If you hadn't noticed, I've been posting a lot of recipes with avocados in them. That's because this is the perfect season for Hass avocados. Hass avocados are the west coast avocado and in my opinion (and many others), tastes so much better than it's Floridian cousin. Usually, when these avocados are ripe they have a dark green or almost black skin and they are firm but have some give to them when you squeeze them GENTLY (is the key word!). If you can't find any ripe ones off the shelf at your grocer put a couple hard ones in a brown paper bag on your counter for a couple of days.
I've been hanging on to this recipe for a long time. Back in San Diego there was a food section that came out in the news paper every Wednesday. That is where I found this beauty. It's good the second day. The lime juice helps preserve the colors but the avocado gets a little messy and there are a little more juices flowing! To me this is everything that envelopes Southern California and it's adoption of Latin American cuisine. It's a cross between an Israeli Cucumber & Tomatoe Salad, guacamole, and salsa. It's loaded with veggies and healthy fat. All by itself it makes a colorful presentation. A great accompanyment to any BBQ. It also does not contain any jalepenos so, it's perfect for the sensitive pallet! This recipe was contributed to the San Diego Union Tribune by Douglas Rodriguez from his book "Nuevo Latino: Recipes That Celebrate the New Latin-American Cuisine".
Instead of buying a "mild onion" as the recipe states, I just used all of the green onions that I bought in the bunch.
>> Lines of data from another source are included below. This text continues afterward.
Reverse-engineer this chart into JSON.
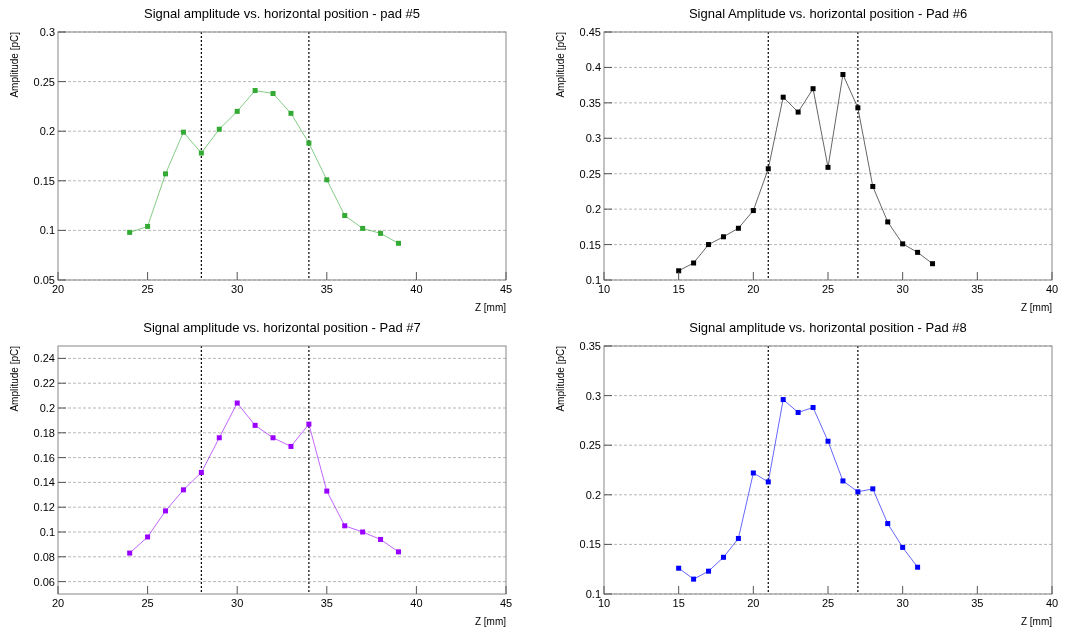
{
  "chart_data": [
    {
      "type": "line",
      "title": "Signal amplitude vs. horizontal position - pad #5",
      "xlabel": "Z [mm]",
      "ylabel": "Amplitude [pC]",
      "x": [
        24,
        25,
        26,
        27,
        28,
        29,
        30,
        31,
        32,
        33,
        34,
        35,
        36,
        37,
        38,
        39
      ],
      "series": [
        {
          "color": "#33aa33",
          "values": [
            0.098,
            0.104,
            0.157,
            0.199,
            0.178,
            0.202,
            0.22,
            0.241,
            0.238,
            0.218,
            0.188,
            0.151,
            0.115,
            0.102,
            0.097,
            0.087
          ]
        }
      ],
      "xlim": [
        20,
        45
      ],
      "xticks": [
        20,
        25,
        30,
        35,
        40,
        45
      ],
      "ylim": [
        0.05,
        0.3
      ],
      "yticks": [
        0.05,
        0.1,
        0.15,
        0.2,
        0.25,
        0.3
      ],
      "grid": "y",
      "marker": "square",
      "line_style": "solid",
      "ref_lines": [
        {
          "axis": "x",
          "value": 28,
          "color": "#000000",
          "line_style": "dotted"
        },
        {
          "axis": "x",
          "value": 34,
          "color": "#000000",
          "line_style": "dotted"
        }
      ]
    },
    {
      "type": "line",
      "title": "Signal Amplitude vs. horizontal position - Pad #6",
      "xlabel": "Z [mm]",
      "ylabel": "Amplitude [pC]",
      "x": [
        15,
        16,
        17,
        18,
        19,
        20,
        21,
        22,
        23,
        24,
        25,
        26,
        27,
        28,
        29,
        30,
        31,
        32
      ],
      "series": [
        {
          "color": "#000000",
          "values": [
            0.113,
            0.124,
            0.15,
            0.161,
            0.173,
            0.198,
            0.257,
            0.358,
            0.337,
            0.37,
            0.259,
            0.39,
            0.343,
            0.232,
            0.182,
            0.151,
            0.139,
            0.123
          ]
        }
      ],
      "xlim": [
        10,
        40
      ],
      "xticks": [
        10,
        15,
        20,
        25,
        30,
        35,
        40
      ],
      "ylim": [
        0.1,
        0.45
      ],
      "yticks": [
        0.1,
        0.15,
        0.2,
        0.25,
        0.3,
        0.35,
        0.4,
        0.45
      ],
      "grid": "y",
      "marker": "square",
      "line_style": "solid",
      "ref_lines": [
        {
          "axis": "x",
          "value": 21,
          "color": "#000000",
          "line_style": "dotted"
        },
        {
          "axis": "x",
          "value": 27,
          "color": "#000000",
          "line_style": "dotted"
        }
      ]
    },
    {
      "type": "line",
      "title": "Signal amplitude vs. horizontal position - Pad #7",
      "xlabel": "Z [mm]",
      "ylabel": "Amplitude [pC]",
      "x": [
        24,
        25,
        26,
        27,
        28,
        29,
        30,
        31,
        32,
        33,
        34,
        35,
        36,
        37,
        38,
        39
      ],
      "series": [
        {
          "color": "#9900ff",
          "values": [
            0.083,
            0.096,
            0.117,
            0.134,
            0.148,
            0.176,
            0.204,
            0.186,
            0.176,
            0.169,
            0.187,
            0.133,
            0.105,
            0.1,
            0.094,
            0.084
          ]
        }
      ],
      "xlim": [
        20,
        45
      ],
      "xticks": [
        20,
        25,
        30,
        35,
        40,
        45
      ],
      "ylim": [
        0.05,
        0.25
      ],
      "yticks": [
        0.06,
        0.08,
        0.1,
        0.12,
        0.14,
        0.16,
        0.18,
        0.2,
        0.22,
        0.24
      ],
      "grid": "y",
      "marker": "square",
      "line_style": "solid",
      "ref_lines": [
        {
          "axis": "x",
          "value": 28,
          "color": "#000000",
          "line_style": "dotted"
        },
        {
          "axis": "x",
          "value": 34,
          "color": "#000000",
          "line_style": "dotted"
        }
      ]
    },
    {
      "type": "line",
      "title": "Signal amplitude vs. horizontal position - Pad #8",
      "xlabel": "Z [mm]",
      "ylabel": "Amplitude [pC]",
      "x": [
        15,
        16,
        17,
        18,
        19,
        20,
        21,
        22,
        23,
        24,
        25,
        26,
        27,
        28,
        29,
        30,
        31
      ],
      "series": [
        {
          "color": "#0000ff",
          "values": [
            0.126,
            0.115,
            0.123,
            0.137,
            0.156,
            0.222,
            0.213,
            0.296,
            0.283,
            0.288,
            0.254,
            0.214,
            0.203,
            0.206,
            0.171,
            0.147,
            0.127
          ]
        }
      ],
      "xlim": [
        10,
        40
      ],
      "xticks": [
        10,
        15,
        20,
        25,
        30,
        35,
        40
      ],
      "ylim": [
        0.1,
        0.35
      ],
      "yticks": [
        0.1,
        0.15,
        0.2,
        0.25,
        0.3,
        0.35
      ],
      "grid": "y",
      "marker": "square",
      "line_style": "solid",
      "ref_lines": [
        {
          "axis": "x",
          "value": 21,
          "color": "#000000",
          "line_style": "dotted"
        },
        {
          "axis": "x",
          "value": 27,
          "color": "#000000",
          "line_style": "dotted"
        }
      ]
    }
  ]
}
1/4 cup finely chopped green onions
1 large red bell pepper, stemmed, seeded and finely diced
1/3 cup finely minced sweet onion
1/4 cup chopped cilantro leaves
1 small tomatoe, seeded and chopped
1 cucumber, peeled
1/4 cup freshly squeezed lime juice (about 2 limes)
2 Tbsp. extra virgin olive oil
1/2 tsp. salt
1/4 tsp. pepper
3 ripe but firm Hass avocados
Combine the green onions, red pepper, sweet onion, cilantro and tomato in a large bowl.
Cut the cucumber in half lenthwise and scoop out the seeds with a spoon. Cut crosswise into thin slices and add to the vegetables.
Stir in the lime juice, olive oil, salt and pepper. Peel the avocados and cut into chunks (omitting the pit). Carefully fold into the salad.